Saturday, December 22, 2012

TUSD begins effort to inform public about effects of school closings

Posted: Dec 21, 2012 7:07 PM Updated: Dec 21, 2012 7:07 PM

By Barbara Grijalva - bio | email

TUCSON, AZ (Tucson News Now) -

The Tucson Unified School District is beginning it's push to get everyone on the same page after the governing board made its final decision on which schools will be closed at the end of the school year.

At Thursday night's meeting, the board decided to close eleven schools.

14 had been considered for closure as the board looks for ways to deal with an estimated $17 million budget gap next year.

Here's a look at the schools that will close.

The elementary schools are Schumaker, Corbett, Lyons, Brichta and Menlo Park.

Fort Lowell-Townsend K-8 will close.

Hohokam, Carson, and Wakefield Middle Schools will close, and so will Howenstine High School.

Maxwell Middle School also will close, but will re-open as a K-8 school.

The board decided to keep three schools open, that had been considered for closure.

They are Sewell, Cragin and Manzo Elementary Schools.

Manzo could become a TUSD charter school.

The big question now. What happens next?

What happens next is that, at least the TUSD superintendent is hoping, the closures of the 11 schools can be the end of it.

However, it's possible there could be more closures in the coming years.

Dr. John Pedicone called a news conference Friday to, as he put it, "get the truth out there."

He says the hard decisions had to be made to just begin to deal with the budget shortfall.

The district is experiencing declining enrollment and a legislature that consistently allocates less on schools than legislatures do in just about every other state.
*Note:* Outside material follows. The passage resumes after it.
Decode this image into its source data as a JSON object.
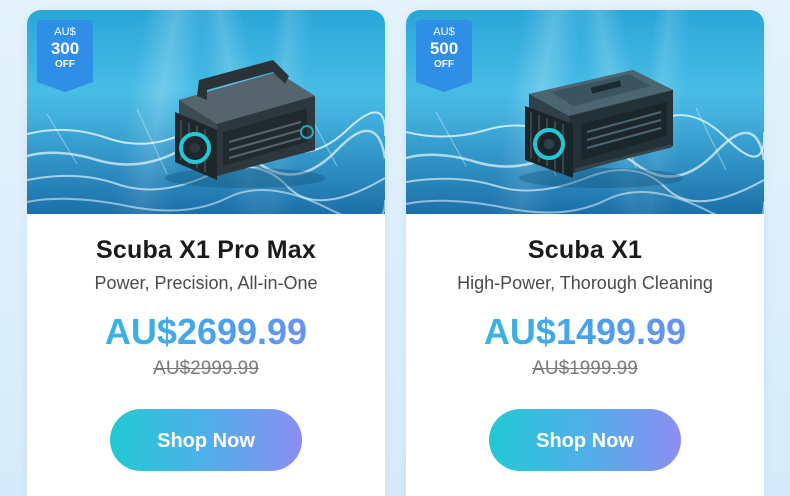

Friday Pedicone repeated his goal has been to keep the budget reductions out of the classroom, and that's why schools are being closed.

Pedicone says his frustration is with the situation.
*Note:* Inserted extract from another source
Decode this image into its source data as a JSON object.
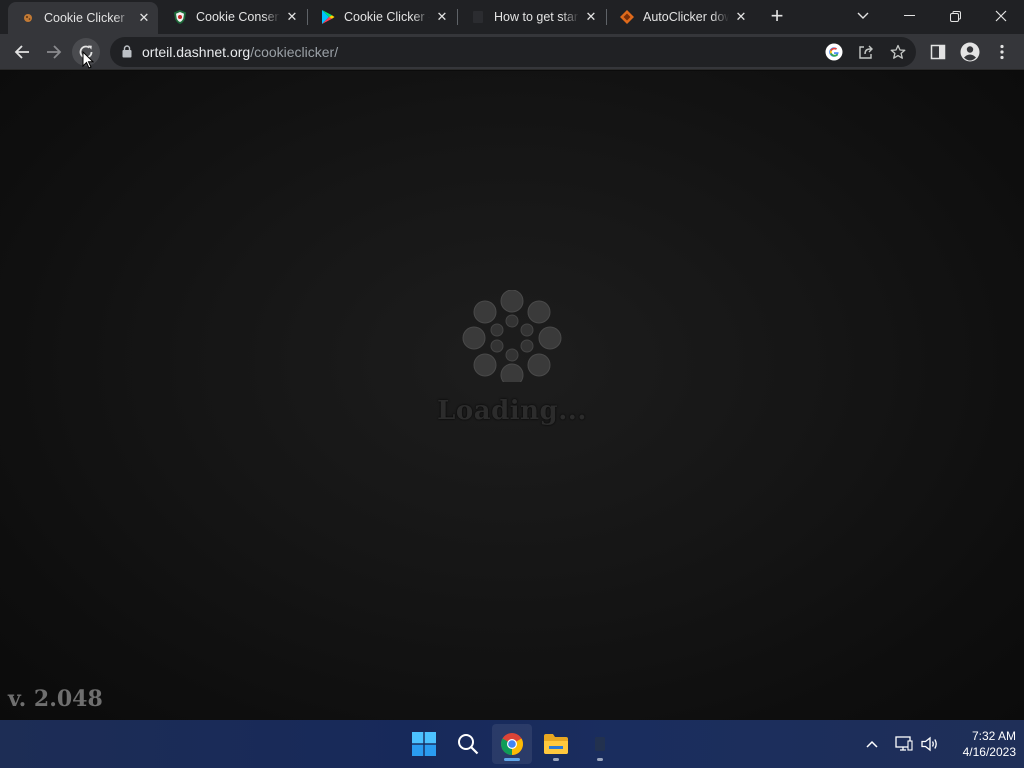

"I don't expect that the legislature is going to be any kinder than they've been in the past. I mean I don't know that I have a whole lot of hope that we're going to see an abundance of funds coming back into K-12 education, so the most I can hope for is that we don't lose any more margin, we don't lose any more ground," Pedicone says.

All schools will remain open until the end of this school year, May 23, 2013.
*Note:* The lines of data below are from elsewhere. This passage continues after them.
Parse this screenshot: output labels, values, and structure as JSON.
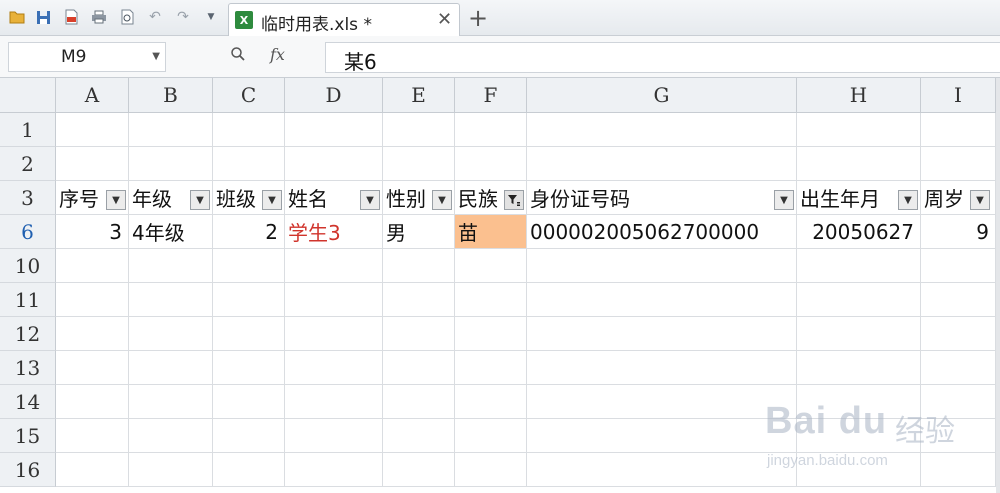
{
  "toolbar": {
    "icons": [
      "open-folder-icon",
      "save-icon",
      "export-pdf-icon",
      "print-icon",
      "print-preview-icon",
      "undo-icon",
      "redo-icon",
      "dropdown-icon"
    ]
  },
  "tab": {
    "badge": "X",
    "title": "临时用表.xls *",
    "close": "✕",
    "new": "+"
  },
  "formula_bar": {
    "cell_ref": "M9",
    "fx": "fx",
    "content": "某6"
  },
  "columns": [
    "A",
    "B",
    "C",
    "D",
    "E",
    "F",
    "G",
    "H",
    "I"
  ],
  "rows": [
    "1",
    "2",
    "3",
    "6",
    "10",
    "11",
    "12",
    "13",
    "14",
    "15",
    "16"
  ],
  "header_row": [
    "序号",
    "年级",
    "班级",
    "姓名",
    "性别",
    "民族",
    "身份证号码",
    "出生年月",
    "周岁"
  ],
  "data_row": {
    "seq": "3",
    "grade": "4年级",
    "class": "2",
    "name": "学生3",
    "gender": "男",
    "ethnicity": "苗",
    "id_number": "000002005062700000",
    "birth": "20050627",
    "age": "9"
  },
  "colors": {
    "filtered_cell": "#fbc08f",
    "name_text": "#d0342c",
    "row_highlight": "#1f5fb0"
  },
  "watermark": {
    "logo": "Bai du",
    "brand": "经验",
    "url": "jingyan.baidu.com"
  }
}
Students will move to their new, consolidated schools in the fall.

Pedicone says the decision to close schools is generating many questions, and he called a news conference Friday to, as he put it, "get the truth out there."

Pedicone says many people wonder why the district chose to close schools first instead of cutting programs.

He says closing schools first is less destructive to the classrooms themselves because it means fewer cuts to programs that help students achieve.

"Because closures-- if we believe, and we do, that schools closures are necessary--have the less direct impact on taking something away from our students. Not closing schools would've meant more and deeper cuts to programs, services and operations that take away from student support," Pedicone says.

"We hope that parents understand that this really is to provide better opportunities for their children that we cannot provide in small schools that are under-subscribed," Pedicone says.

The superintendent says there's more belt-tightening to come.

Pedicone listed things such as reducing the cost of benefits, administration cuts and outsourcing "essential functions."

There also are questions about the effect of the school closures and consolidations on the district's attempts to comply with the desegregation order.

The closing of schools and the redrawing of boundaries have to be approved by a federal court because TUSD is under a desegregation order.

The district expects the judge will approve.

Reasons are that it's expected student diversity will not change at all or will improve at some schools.

Educational opportunities also are expected to improve.

"On equal educational opportunities, is a conversation we have about resources, and that where we have resources that are stretched thin, we have more inequities from school to school. And where we can consolidate schools, it really helps the effort of providing more equitable opportunities at those consolidated sites," says Samuel E. Brown, TUSD Director Desegregation.

Brown says the district will file the first court papers on the school closings next week.

Pedicone says decisions on where students from closed schools will be transferred will not be finalized until school boundaries are set and approved by the court.

Pedicone says boundary redrawing will involve establishing parent and staff regional boundary committees, and holding public hearings.

He says that process will begin the week of January 7.

That's the week the district begins the spring 2013 semester.